100 GB/s cable for W. Australia oil and gas industry

Months of underwater surveys mapping the topography of the ocean floor are now completed and cable manufacturing work will start next week in France on Australia’s largest domestic subsea network, Nextgen Group has announced.

Nextgen Group has said that the subsea optical fibre cable system will deliver high-speed data communications services to the oil and gas and mining industries in North Western Australia.

Connecting to Port Hedland, the 2000km long cable will deliver speeds of up to 100GB/s to service customer requirements in the region and provide superior connectivity for the LNG fields in Australia’s north-west, including the Browse and Bonaparte basins, providing support to offshore oil and gas projects, Nextgen has said.

Nextgen Networks Managing Director, David Yuile, said the manufacturing process would take about six months and the cable would be installed in the latter part of 2015, with customer deployment enabled by 2016.
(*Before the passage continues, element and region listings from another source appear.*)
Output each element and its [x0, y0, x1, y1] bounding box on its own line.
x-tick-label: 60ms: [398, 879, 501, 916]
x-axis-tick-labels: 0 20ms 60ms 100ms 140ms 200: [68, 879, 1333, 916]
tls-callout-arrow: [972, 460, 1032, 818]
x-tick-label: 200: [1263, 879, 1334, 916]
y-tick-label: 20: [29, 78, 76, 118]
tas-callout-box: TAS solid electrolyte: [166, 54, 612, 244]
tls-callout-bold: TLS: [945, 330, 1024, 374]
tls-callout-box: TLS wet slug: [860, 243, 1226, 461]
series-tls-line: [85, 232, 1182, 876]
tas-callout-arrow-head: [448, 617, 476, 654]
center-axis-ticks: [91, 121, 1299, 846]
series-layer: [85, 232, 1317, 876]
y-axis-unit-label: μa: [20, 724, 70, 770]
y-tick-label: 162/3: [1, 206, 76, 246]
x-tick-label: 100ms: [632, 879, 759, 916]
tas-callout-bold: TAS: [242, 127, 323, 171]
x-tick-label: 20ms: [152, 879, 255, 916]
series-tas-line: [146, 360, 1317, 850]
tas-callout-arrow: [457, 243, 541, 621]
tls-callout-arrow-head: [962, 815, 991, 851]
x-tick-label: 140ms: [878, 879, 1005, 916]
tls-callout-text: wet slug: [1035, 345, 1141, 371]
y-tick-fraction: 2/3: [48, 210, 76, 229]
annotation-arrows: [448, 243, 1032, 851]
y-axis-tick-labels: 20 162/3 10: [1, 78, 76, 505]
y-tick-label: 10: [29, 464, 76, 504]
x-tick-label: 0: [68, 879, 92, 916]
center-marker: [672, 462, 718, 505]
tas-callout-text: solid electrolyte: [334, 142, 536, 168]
“This is a significant milestone for Nextgen and our strategic partners. Our decision to build this major infrastructure project has been confirmed with a number of new customers signed to access the system since the announcement in May. Since our previous announcement we have increased our planned investment in the project and added a further eight terabytes of capability to the system to support additional customer demand in the basins and the resources sector in Port Hedland,” he said.

“The cable will also deliver an alternative fibre optic solution to Australia’s north-west including Darwin, enabling infrastructure-based telecommunications competition in the Pilbara and Port Hedland to be opened up for the first time,” Yuile said.

The North West Cable will extend Nextgen’s existing 17,000km national terrestrial network, and connect to Metronode’s national network of data centres.